When the CEO and the CFO sign the certification, they should be aware of the condition of the company’s fixed-asset accounting records, and should ask the following: When was the last time the physical properties were verified against the property record? What were the results? How have business combinations been booked? Are the depreciable and amortizable lives reasonable for the asset costs being written off? Has the company now or at any time in the past exercised practices that would cause the fixed-asset record to incorrectly represent the physical assets employed in the business? Any response that reveals innaccuracy in the property records should be cause for concern. The property record should then be investigated and corrected.

Property Management

Finally, certification requires that adequate controls and procedures be in place to ensure the property accounting function. The common record-keeping problems noted above are most often the result of a lack of formalized procedures, staff training, and follow-up. In the property accounting area, companies should have written procedures to deal with decisions about—

  • project management for construction in process;
  • what expenditures are capitalized versus expensed;
  • depreciation policies for book and tax purposes;
  • accounting controls, with regard to general ledger accounts, tax reporting (including IRC section 1245 and 1250 segregation), special handling for property tax considerations, and department or cost-center controls;
  • physical controls, including plants, buildings, and floors;
  • level of descriptive data to be recorded, including tag number where applicable; and
  • various procedures, controls, forms, routing, and communications re transfers and retirements.

In addition to establishing procedures, there should be staff training and periodic follow-ups and checks in place to ensure that the intended practices are actually being followed. Again, CEOs and CFOs that cannot be sure of what the company is doing regarding the procedures for fixed-asset accounting should be concerned about the section 404 certification.
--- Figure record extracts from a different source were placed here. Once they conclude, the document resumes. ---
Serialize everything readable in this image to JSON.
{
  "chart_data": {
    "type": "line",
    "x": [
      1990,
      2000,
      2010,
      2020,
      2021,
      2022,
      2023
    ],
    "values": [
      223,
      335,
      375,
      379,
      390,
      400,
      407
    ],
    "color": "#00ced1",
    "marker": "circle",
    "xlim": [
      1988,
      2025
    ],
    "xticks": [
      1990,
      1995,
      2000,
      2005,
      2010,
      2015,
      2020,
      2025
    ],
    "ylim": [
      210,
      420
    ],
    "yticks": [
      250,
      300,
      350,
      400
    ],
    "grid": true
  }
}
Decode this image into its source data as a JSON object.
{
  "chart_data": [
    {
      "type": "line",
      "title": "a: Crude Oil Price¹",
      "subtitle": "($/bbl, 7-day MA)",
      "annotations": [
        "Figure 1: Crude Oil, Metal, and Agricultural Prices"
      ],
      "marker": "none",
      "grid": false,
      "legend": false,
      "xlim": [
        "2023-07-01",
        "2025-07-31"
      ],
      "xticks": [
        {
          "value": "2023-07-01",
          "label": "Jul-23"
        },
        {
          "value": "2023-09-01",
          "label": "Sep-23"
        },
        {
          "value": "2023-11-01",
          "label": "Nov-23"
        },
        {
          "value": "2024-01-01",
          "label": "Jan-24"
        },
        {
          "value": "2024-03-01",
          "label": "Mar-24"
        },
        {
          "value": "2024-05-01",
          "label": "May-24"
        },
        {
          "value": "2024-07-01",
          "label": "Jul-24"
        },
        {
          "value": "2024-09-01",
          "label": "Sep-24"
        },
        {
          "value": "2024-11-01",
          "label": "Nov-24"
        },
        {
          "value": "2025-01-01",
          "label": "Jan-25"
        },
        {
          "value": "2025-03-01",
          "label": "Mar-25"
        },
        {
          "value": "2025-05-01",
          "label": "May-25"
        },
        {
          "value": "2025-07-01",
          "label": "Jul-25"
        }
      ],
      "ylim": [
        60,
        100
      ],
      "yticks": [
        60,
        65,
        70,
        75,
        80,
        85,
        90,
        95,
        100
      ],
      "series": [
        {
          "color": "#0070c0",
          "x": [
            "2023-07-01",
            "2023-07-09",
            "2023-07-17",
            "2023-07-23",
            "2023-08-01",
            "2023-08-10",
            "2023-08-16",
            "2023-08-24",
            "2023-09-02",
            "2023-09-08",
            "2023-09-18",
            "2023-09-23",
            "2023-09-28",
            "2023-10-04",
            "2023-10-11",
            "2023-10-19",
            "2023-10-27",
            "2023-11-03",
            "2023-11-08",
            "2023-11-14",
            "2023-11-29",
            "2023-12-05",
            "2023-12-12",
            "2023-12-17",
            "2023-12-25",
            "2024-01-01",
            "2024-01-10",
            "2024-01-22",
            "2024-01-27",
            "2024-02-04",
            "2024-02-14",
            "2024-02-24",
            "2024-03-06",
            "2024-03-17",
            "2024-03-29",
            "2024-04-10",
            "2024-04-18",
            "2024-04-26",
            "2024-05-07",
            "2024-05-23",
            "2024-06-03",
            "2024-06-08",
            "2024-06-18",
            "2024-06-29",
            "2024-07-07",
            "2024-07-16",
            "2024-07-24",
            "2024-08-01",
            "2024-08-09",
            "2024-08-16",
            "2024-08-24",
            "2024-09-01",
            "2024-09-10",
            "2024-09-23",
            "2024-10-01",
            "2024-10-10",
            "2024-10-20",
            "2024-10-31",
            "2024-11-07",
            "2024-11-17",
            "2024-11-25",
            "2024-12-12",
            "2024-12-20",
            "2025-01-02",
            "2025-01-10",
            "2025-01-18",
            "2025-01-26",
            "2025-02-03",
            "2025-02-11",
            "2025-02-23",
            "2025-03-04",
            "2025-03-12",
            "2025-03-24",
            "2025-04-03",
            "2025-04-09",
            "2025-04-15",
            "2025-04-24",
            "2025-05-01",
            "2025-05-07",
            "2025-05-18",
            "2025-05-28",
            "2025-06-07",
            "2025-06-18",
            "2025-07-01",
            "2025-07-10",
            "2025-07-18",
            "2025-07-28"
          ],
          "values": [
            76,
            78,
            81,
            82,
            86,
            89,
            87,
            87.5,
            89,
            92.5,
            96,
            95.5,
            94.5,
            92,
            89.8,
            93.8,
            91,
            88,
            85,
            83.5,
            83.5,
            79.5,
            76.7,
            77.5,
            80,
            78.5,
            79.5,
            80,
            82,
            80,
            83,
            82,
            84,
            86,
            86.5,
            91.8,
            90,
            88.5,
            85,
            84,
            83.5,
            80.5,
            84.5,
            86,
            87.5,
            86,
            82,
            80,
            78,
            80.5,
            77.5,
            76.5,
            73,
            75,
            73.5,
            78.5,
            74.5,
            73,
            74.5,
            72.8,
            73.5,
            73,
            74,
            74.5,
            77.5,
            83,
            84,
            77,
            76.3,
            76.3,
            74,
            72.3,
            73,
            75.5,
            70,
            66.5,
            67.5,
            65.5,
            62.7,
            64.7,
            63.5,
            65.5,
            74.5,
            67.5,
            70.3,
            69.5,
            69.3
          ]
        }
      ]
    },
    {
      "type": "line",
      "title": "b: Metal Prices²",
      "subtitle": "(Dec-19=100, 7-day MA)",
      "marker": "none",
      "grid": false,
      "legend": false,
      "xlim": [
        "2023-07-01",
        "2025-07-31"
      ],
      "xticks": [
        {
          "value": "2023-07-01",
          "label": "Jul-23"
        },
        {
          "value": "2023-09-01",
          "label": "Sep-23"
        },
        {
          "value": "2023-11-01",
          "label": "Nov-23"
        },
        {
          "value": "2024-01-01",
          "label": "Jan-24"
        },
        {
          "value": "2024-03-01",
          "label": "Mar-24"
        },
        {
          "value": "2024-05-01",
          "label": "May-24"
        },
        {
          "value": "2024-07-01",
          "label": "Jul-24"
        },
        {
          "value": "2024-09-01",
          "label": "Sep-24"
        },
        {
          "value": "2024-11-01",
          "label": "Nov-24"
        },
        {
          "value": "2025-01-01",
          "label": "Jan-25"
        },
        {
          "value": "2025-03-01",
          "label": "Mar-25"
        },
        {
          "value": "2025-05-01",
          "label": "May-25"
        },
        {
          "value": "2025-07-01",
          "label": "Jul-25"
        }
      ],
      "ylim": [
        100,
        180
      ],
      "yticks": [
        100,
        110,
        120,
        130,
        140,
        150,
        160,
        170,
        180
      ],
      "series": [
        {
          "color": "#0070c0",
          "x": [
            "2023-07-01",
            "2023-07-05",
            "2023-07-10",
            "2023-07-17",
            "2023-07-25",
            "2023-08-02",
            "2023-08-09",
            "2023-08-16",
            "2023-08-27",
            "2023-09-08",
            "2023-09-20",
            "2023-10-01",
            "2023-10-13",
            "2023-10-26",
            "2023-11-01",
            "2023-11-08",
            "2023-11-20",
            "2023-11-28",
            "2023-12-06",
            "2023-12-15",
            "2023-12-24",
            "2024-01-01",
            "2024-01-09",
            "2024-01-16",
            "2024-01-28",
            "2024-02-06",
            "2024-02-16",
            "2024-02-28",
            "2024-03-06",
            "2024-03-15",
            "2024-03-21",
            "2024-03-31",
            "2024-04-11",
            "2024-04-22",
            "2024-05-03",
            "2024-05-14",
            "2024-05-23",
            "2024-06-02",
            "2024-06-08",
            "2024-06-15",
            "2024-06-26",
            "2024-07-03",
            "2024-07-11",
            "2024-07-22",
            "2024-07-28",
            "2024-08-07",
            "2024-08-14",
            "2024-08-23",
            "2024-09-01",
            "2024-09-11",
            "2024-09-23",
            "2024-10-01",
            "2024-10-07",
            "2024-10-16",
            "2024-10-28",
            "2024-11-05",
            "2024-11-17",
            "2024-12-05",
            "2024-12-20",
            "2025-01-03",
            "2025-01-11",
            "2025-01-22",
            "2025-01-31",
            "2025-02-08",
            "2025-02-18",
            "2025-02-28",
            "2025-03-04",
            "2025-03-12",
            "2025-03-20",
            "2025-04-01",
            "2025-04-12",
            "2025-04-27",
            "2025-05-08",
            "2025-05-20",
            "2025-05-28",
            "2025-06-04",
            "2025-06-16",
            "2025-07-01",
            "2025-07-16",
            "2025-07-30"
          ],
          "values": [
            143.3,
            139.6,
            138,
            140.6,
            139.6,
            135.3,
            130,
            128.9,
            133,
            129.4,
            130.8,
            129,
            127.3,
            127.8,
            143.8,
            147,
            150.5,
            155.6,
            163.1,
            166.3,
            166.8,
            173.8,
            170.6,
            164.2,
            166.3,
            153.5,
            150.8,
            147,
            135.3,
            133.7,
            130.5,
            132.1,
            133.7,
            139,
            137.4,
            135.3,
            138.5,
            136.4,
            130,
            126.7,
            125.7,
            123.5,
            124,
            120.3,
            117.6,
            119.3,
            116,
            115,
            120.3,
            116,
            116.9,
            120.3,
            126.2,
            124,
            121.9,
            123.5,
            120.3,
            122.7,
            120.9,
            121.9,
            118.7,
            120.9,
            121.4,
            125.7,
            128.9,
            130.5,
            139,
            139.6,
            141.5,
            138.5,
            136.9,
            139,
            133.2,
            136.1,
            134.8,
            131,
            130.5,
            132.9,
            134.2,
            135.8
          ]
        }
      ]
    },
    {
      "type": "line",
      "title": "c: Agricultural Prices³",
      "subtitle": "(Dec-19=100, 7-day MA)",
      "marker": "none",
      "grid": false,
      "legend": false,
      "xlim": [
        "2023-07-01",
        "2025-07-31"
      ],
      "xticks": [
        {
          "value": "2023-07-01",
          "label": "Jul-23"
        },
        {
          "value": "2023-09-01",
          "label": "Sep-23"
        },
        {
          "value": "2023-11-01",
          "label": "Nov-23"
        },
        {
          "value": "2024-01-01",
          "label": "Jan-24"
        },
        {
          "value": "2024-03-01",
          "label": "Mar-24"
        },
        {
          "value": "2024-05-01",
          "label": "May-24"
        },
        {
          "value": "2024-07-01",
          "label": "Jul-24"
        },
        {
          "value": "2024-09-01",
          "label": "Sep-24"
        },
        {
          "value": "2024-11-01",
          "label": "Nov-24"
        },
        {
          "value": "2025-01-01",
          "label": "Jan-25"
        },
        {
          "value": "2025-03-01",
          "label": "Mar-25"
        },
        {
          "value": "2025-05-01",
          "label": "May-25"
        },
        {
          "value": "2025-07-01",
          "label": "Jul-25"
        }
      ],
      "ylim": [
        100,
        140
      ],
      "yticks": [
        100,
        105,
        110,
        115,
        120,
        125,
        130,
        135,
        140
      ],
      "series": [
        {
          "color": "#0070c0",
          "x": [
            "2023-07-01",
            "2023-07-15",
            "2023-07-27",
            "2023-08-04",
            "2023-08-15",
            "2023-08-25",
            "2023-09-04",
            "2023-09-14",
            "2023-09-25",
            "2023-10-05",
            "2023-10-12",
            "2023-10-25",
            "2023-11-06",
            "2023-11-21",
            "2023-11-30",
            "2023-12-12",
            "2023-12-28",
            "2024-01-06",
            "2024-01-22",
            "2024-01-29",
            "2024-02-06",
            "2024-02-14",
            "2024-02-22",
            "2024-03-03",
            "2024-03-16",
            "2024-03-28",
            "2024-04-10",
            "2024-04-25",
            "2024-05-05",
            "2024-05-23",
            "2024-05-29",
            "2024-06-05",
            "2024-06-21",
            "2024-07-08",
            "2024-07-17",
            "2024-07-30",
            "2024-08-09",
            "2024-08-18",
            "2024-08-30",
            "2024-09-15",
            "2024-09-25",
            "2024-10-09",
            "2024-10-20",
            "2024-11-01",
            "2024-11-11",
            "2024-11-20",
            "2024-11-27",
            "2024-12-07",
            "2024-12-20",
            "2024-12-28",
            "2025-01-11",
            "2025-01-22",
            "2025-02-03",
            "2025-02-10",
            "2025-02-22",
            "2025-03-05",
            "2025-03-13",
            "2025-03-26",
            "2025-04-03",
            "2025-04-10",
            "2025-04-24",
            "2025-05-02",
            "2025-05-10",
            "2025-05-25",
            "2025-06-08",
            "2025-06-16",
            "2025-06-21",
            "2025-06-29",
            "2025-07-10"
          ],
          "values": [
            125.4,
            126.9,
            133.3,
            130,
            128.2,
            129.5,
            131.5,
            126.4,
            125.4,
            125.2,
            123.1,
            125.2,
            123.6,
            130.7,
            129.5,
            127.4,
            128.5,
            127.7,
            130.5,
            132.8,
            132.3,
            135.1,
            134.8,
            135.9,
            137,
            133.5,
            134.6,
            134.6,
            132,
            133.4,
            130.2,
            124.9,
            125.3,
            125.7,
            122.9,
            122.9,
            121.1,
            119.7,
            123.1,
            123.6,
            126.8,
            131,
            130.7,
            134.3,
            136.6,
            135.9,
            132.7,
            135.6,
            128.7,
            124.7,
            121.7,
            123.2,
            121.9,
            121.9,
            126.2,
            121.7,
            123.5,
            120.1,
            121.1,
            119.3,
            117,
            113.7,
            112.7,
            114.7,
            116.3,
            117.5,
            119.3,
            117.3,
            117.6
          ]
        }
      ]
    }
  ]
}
Being Prepared for Certification

Given the SOA certification requirement, CEOs and CFOs can no longer take for granted that their fixed-asset accounting practices are in order. Fixed-asset records can be used as a vehicle to hide accounting abuses, from capitalizing what should be operating expenses to creating phantom records used to offset phantom sales. Similarly, CEOs and CFOs must be satisfied that the carrying values of their intangible assets and goodwill have been adequately tested for impairment.

Before certifying property accounting records and practices, senior management would be well advised to ask tough questions and be prepared to take corrective actions whenever the answers suggest that property records or depreciation and amortization expenses may not fairly present the company’s financial condition.

Thomas M. Brown is a senior vice president–national director for the industrial valuation group, and Gerald J. Mehm is a senior vice president and managing principal, both of American Appraisal Associates, Inc.